I look back to my first post about kindergarten and through the year as she began to make friends and now, as she reads books all by herself and is teaching William to spell and as her friends yell out to me, "Mrs. Becker, when can I have a playdate with Penny?"–and I hardly know how to contain my gratitude.

She struggles. There are still days when she comes home with "lots of x's," which usually involves a report that she has stepped on a friend's hand or poked someone with a pencil or picked her nose and stuck it on someone's arm or, in the most humorous of said reports, mooned her classmates.  The school system struggles to accommodate her needs. Outside the school walls, people use language  and make assumptions that sting. But at the end of the day, my daughter has been included and accepted for who she is. She has grown in immeasurable ways because she has been loved and been able to love in return.

In A Good and Perfect Gift, I recorded a journal entry from December of 2006, when Penny was almost one year old:

I am filled with contradictory emotions: "The hopes and fears of all the years are met in thee tonight." Struck by how much hope I have for Penny–that she will live a full life with friends and laughter and arguments with her siblings and an ability to give back to her community and a knowledge of God's love. Hope that she will go to public school and that her heart will heal and that she will speak clearly and read and write and walk and run and dance. Hope that she will sing and play music and ride horses. Hope that she will be received by many for who she is, valued by many, loved.
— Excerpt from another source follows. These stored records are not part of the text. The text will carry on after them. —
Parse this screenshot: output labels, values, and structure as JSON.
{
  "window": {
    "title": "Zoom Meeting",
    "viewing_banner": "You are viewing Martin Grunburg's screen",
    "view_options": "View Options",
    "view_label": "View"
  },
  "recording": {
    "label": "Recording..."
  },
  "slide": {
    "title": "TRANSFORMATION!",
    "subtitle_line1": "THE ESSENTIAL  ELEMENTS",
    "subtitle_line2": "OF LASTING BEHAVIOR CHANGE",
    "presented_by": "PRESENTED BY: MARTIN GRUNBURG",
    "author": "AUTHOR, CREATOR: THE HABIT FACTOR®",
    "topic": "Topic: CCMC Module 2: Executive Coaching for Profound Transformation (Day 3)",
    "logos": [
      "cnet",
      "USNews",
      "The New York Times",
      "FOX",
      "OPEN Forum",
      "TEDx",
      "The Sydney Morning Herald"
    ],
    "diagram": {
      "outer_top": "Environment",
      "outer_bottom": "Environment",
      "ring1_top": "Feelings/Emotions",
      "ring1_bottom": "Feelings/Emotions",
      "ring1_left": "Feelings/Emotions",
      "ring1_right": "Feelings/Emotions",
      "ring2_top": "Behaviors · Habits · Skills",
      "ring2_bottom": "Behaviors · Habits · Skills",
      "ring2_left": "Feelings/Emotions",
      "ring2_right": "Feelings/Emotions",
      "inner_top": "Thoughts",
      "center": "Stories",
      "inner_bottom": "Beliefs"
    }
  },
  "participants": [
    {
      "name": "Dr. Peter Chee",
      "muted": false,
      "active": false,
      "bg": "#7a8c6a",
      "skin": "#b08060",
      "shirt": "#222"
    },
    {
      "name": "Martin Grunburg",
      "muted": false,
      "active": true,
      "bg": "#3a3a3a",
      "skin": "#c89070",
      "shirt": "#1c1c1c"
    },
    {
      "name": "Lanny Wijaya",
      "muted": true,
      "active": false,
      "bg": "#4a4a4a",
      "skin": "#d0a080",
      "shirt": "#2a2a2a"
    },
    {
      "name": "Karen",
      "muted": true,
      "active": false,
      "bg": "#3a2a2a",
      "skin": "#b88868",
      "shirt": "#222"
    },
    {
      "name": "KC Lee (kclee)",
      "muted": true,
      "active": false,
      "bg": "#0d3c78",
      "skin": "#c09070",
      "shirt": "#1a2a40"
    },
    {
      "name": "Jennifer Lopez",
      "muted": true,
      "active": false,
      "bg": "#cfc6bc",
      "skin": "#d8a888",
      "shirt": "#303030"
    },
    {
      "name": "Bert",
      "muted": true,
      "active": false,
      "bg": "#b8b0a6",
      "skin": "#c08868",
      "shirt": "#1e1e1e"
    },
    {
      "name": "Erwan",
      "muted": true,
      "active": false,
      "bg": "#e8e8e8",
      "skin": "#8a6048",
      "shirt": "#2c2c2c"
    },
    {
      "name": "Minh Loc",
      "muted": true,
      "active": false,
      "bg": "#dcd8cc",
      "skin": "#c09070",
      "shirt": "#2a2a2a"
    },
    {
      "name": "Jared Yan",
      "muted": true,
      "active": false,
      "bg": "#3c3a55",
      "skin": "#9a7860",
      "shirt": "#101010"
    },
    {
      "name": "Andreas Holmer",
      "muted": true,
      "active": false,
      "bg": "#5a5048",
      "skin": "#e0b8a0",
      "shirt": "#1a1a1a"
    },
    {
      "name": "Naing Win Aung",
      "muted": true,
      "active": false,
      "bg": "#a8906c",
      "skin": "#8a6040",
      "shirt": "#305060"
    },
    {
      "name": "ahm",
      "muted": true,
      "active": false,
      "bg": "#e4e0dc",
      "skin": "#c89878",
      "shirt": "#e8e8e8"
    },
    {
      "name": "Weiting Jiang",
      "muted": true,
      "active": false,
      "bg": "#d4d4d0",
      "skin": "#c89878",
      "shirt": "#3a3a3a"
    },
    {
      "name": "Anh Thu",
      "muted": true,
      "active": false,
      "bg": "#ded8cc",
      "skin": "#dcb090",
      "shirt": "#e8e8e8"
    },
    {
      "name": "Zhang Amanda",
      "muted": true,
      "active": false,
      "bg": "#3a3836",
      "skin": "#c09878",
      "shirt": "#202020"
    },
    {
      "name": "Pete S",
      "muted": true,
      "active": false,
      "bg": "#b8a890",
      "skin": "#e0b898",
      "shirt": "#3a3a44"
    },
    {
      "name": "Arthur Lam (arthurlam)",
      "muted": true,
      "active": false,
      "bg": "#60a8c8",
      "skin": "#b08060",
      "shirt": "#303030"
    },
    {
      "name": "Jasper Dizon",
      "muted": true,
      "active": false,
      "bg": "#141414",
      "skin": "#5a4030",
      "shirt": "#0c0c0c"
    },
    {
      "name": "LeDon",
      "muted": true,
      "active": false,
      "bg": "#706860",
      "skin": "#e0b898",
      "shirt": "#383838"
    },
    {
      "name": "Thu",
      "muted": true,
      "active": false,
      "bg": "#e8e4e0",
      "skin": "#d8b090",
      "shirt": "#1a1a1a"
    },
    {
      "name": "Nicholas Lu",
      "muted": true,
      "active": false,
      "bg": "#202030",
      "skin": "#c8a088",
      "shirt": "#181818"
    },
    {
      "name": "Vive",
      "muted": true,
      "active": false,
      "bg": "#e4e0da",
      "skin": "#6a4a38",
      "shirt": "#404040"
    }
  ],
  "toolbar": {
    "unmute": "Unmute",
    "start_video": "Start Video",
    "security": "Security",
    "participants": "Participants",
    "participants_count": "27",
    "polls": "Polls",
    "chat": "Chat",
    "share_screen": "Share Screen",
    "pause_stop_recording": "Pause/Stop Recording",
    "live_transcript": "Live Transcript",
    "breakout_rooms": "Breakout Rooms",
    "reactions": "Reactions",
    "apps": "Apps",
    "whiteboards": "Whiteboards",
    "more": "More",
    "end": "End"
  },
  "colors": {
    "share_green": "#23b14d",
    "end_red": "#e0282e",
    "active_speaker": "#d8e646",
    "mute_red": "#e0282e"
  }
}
Hope that she will surpass expectations–physical, mental, social, emotional. So much hope.

It almost feels funny to quote the rest of that journal entry, as every statement of hope I recorded six years ago has indeed come to pass. She argues with William every day. She makes me laugh every day. The thing she said she wanted to learn more about next year–music. So much hope. But back then, when I couldn't have known, I also wrote:

And with that hope comes intense fear that little of it will come to pass, that she will suffer, be mocked, that her little body will betray her. Fear that she won't succeed, or that she won't have friends, or that we won't be able to give her what she needs. Fear that Down syndrome is what I thought it was a year ago. Fear that our culture is right, that she is undesirable, that an extra chromosome is a mistake. I don't want to hope, sometimes, because I don't want the fear that accompanies the hope.

There's still fear as I look ahead and we move to a new school. But it is easier than ever to hope.